The production of plastic has doubled in the past 20 years worldwide.
“The research field is coming to a point where we can start to say yes, there are risks in the environment and probably for human health,” Bethanie Carney Amroth says.
Plastic waste in the environment has grown, too.
Can a new global treaty help?
Today, On Point: How to rid the world of plastic waste.
Guests
John Hocevar, oceans Campaign Director for Greenpeace U.S.
Dr. Charlotte Lloyd, environmental Chemist at the University of Bristol.
David Clement, North American Affairs Manager for the Consumer Choice Center.
Also Featured
Dr. Bethanie Carney Almroth, professor of ecotoxicology and environmental sciences at the University of Gothenburg.
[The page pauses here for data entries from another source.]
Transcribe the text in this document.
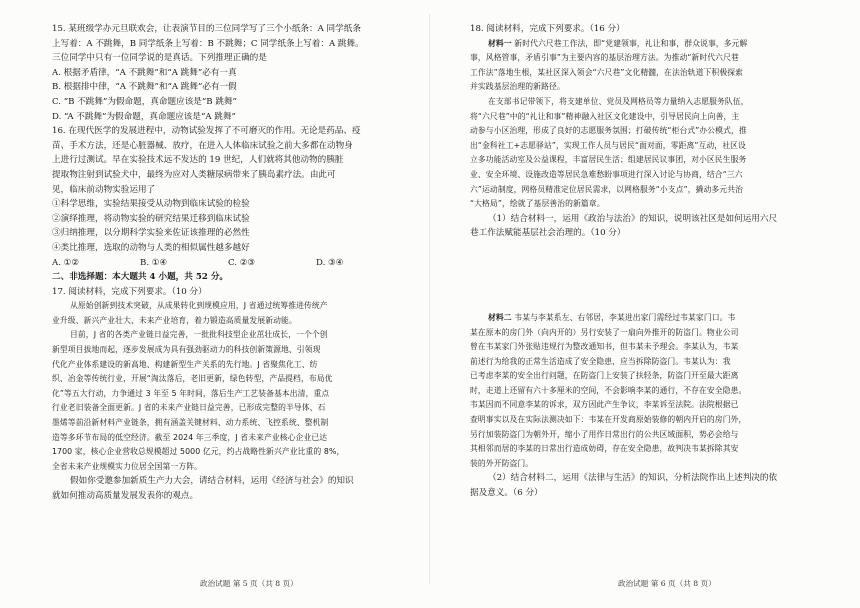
15. 某班级学办元旦联欢会，让表演节目的三位同学写了三个小纸条：A 同学纸条
上写着：A 不跳舞，B 同学纸条上写着：B 不跳舞；C 同学纸条上写着：A 跳舞。
三位同学中只有一位同学说的是真话。下列推理正确的是
A. 根据矛盾律，“A 不跳舞”和“A 跳舞”必有一真
B. 根据排中律，“A 不跳舞”和“A 跳舞”必有一假
C. “B 不跳舞”为假命题，真命题应该是“B 跳舞”
D. “A 不跳舞”为假命题，真命题应该是“A 跳舞”
16. 在现代医学的发展进程中，动物试验发挥了不可磨灭的作用。无论是药品、疫
苗、手术方法，还是心脏器械、放疗，在进入人体临床试验之前大多都在动物身
上进行过测试。早在实验技术远不发达的 19 世纪，人们就将其他动物的胰脏
提取物注射到试验犬中，最终为应对人类糖尿病带来了胰岛素疗法。由此可
见，临床前动物实验运用了
①科学思维，实验结果接受从动物到临床试验的检验
②演绎推理，将动物实验的研究结果迁移到临床试验
③归纳推理，以分期科学实验来佐证该推理的必然性
④类比推理，选取的动物与人类的相似属性越多越好
A. ①②	B. ①④	C. ②③	D. ③④
二、非选择题：本大题共 4 小题，共 52 分。
17. 阅读材料，完成下列要求。（10 分）
从原始创新到技术突破，从成果转化到规模应用，J 省通过统筹推进传统产
业升级、新兴产业壮大、未来产业培育，着力锻造高质量发展新动能。
目前，J 省的各类产业链日益完善，一批批科技型企业茁壮成长，一个个创
新型项目拔地而起，逐步发展成为具有强劲驱动力的科技创新策源地、引领现
代化产业体系建设的新高地、构建新型生产关系的先行地。J 省聚焦化工、纺
织、冶金等传统行业，开展“淘汰落后，老旧更新，绿色转型，产品提档，布局优
化”等五大行动，力争通过 3 年至 5 年时间，落后生产工艺装备基本出清，重点
行业老旧装备全面更新。J 省的未来产业链日益完善，已形成完整的半导体、石
墨烯等前沿新材料产业链条，拥有涵盖关键材料、动力系统、飞控系统、整机制
造等多环节布局的低空经济。截至 2024 年三季度，J 省未来产业核心企业已达
1700 家，核心企业营收总规模超过 5000 亿元，约占战略性新兴产业比重的 8%，
全省未来产业规模实力位居全国第一方阵。
假如你受邀参加新质生产力大会，请结合材料，运用《经济与社会》的知识
就如何推动高质量发展发表你的观点。
政治试题 第 5 页（共 8 页）
18. 阅读材料，完成下列要求。（16 分）
材料一 新时代六尺巷工作法，即“党建领事，礼让和事，群众说事，多元解
事，风格管事，矛盾引事”为主要内容的基层治理方法。为推动“新时代六尺巷
工作法”落地生根，某社区深入领会“六尺巷”文化精髓，在法治轨道下积极探索
并实践基层治理的新路径。
在支部书记带领下，将支建单位、党员及网格员等力量纳入志愿服务队伍，
将“六尺巷”中的“礼让和事”精神融入社区文化建设中，引导居民向上向善，主
动参与小区治理，形成了良好的志愿服务氛围；打破传统“柜台式”办公模式，推
出“金科社工+志愿驿站”，实现工作人员与居民“面对面，零距离”互动，社区设
立多功能活动室及公益课程，丰富居民生活；组建居民议事团，对小区民生服务
业、安全环境、设施改造等居民急难愁盼事项进行深入讨论与协商，结合“三六
六”运动制度，网格员精准定位居民需求，以网格服务“小支点”，撬动多元共治
“大格局”，绘就了基层善治的新篇章。
（1）结合材料一，运用《政治与法治》的知识，说明该社区是如何运用六尺
巷工作法赋能基层社会治理的。（10 分）
材料二 韦某与李某系左、右邻居，李某进出家门需经过韦某家门口。韦
某在原本的房门外（向内开的）另行安装了一扇向外推开的防盗门。物业公司
曾在韦某家门外张贴违规行为整改通知书，但韦某未予理会。李某认为，韦某
前述行为给我的正常生活造成了安全隐患，应当拆除防盗门。韦某认为：我
已考虑李某的安全出行问题，在防盗门上安装了扶轻条，防盗门开至最大距离
时，走道上还留有六十多厘米的空间，不会影响李某的通行，不存在安全隐患。
韦某因而不同意李某的诉求，双方因此产生争议，李某诉至法院。法院根据已
查明事实以及在实际法测决如下：韦某在开发商原始装修的朝内开启的房门外，
另行加装防盗门为朝外开，缩小了用作日常出行的公共区域面积，势必会给与
其相邻而居的李某的日常出行造成妨碍，存在安全隐患，故判决韦某拆除其安
装的外开防盗门。
（2）结合材料二，运用《法律与生活》的知识，分析法院作出上述判决的依
据及意义。（6 分）
政治试题 第 6 页（共 8 页）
Dr. Ted Schettler, science advisor for Health Care Without Harm and Science Director of the Science and Environmental Health Network.
Transcript
Part I
WION NEWS BRIEF: Dhaka, the capital of Bangladesh, is situated on the banks of the river Buriganga. The immense beauty of this river can only be seen through the eyes of a bird. Because as soon as you put your feet on the ground, thick layers of polythene and plastic waste emerge from the dirt.
MEGHNA CHAKRABARTI: That report of entire neighborhoods in Bangladesh where the ground is made of plastic is from WION News. And it’s not just in Bangladesh. Plastic waste is everywhere on planet Earth, because the amount of plastic humans have produced now outweighs all of the world’s animals by a factor of two. As WION reports from the other side of the world.
WION NEWS BRIEF: The once pristine beaches of Rio de Janeiro have been engulfed in a tsunami of plastic waste, everything from plastic bags and bottles to children’s toys and dead fish.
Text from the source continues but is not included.